I am attempting to create a shaded band that covers +/- 1 standard deviation on a view. (The SD in question is calculated on a larger population than the specific records in the current view, so the SD calculated by the "Distribution" option for reference line is not appropriate.) I have created, in the data source upstream from tableau, a field attached to each record with the SD of interest, and that SD*-1 as separate fields. They come into Tableau fine.
However, when I add one of them to a dual axis pane on the axis that has a horizontal bar, it fails because Tableau allows only one field, so it replaces the main field I have showing as a bar. When I add it to the other axis, it adds it as a shape, which I can live with because I can manipulate it to be not visible. But, I would like to make a reference line as a range from the SD to 0. I can not do that, because as shown in the third page of the attached PDF, the options for setting a value for the reference line include the field on the other axis (not useful in this case), and the combined field "Measure Values". I created a parameter called Zero, with a value of 0, to use as the other end of the range, but I cannot use a field as the outer boundary of my range.
A workaround is to create a parameter equal to the SD desired. I have implemented my concept using this on the second panel in the attached PDF. This works, but, my understanding is that parameters created from fields do not update when the underlying data is refreshed. So it is not an effective workaround in the longer term unless the parameter in the view is manually updated after each data refresh that underlies it.

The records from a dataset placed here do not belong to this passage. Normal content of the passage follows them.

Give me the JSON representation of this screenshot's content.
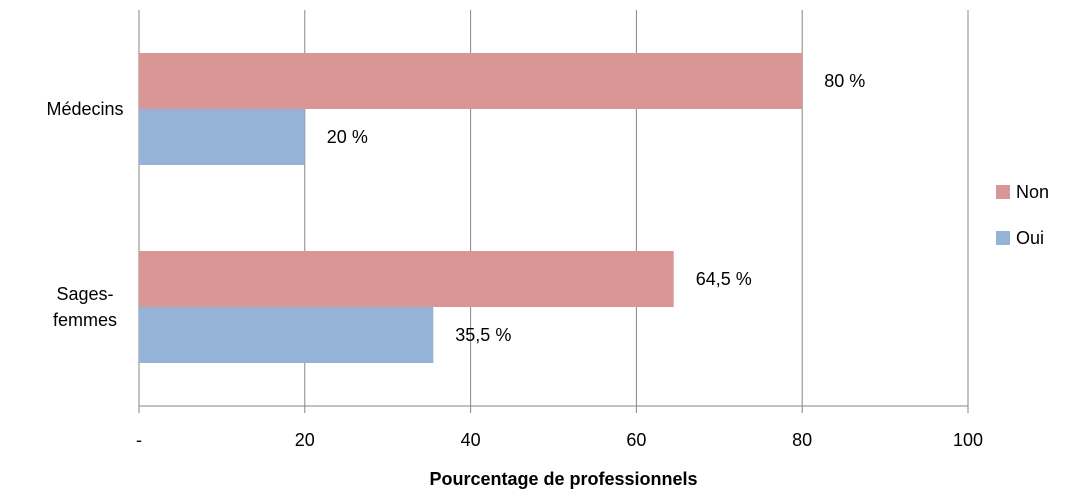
{
  "chart_data": {
    "type": "barh",
    "categories": [
      "Médecins",
      "Sages-femmes"
    ],
    "series": [
      {
        "name": "Non",
        "color": "#d99694",
        "values": [
          80,
          64.5
        ],
        "value_labels": [
          "80 %",
          "64,5 %"
        ]
      },
      {
        "name": "Oui",
        "color": "#95b3d7",
        "values": [
          20,
          35.5
        ],
        "value_labels": [
          "20 %",
          "35,5 %"
        ]
      }
    ],
    "xlabel": "Pourcentage de professionnels",
    "xlim": [
      0,
      100
    ],
    "xticks": [
      {
        "value": 0,
        "label": "-"
      },
      20,
      40,
      60,
      80,
      100
    ],
    "grid": true,
    "legend": "right"
  }
}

If there is an alternate technique to do this that would refresh automatically, I'd be interested.
I think Tableau should:
1. Allow parameters to link to and refresh with fields.
2. Allow reference lines to be set to a field value even if the field is not used in a graphic on an axis.
3. Make separating the component fields in a "Measure Values" or Measure Names" field easy and forthright to accomplish.
4. Allow more than one field to be represented on the same row with horizontal bars. Using colors, sizes, and transparency, they can both be visible. In some cases, such as this one, a stacked bar is not appropriate or optimal.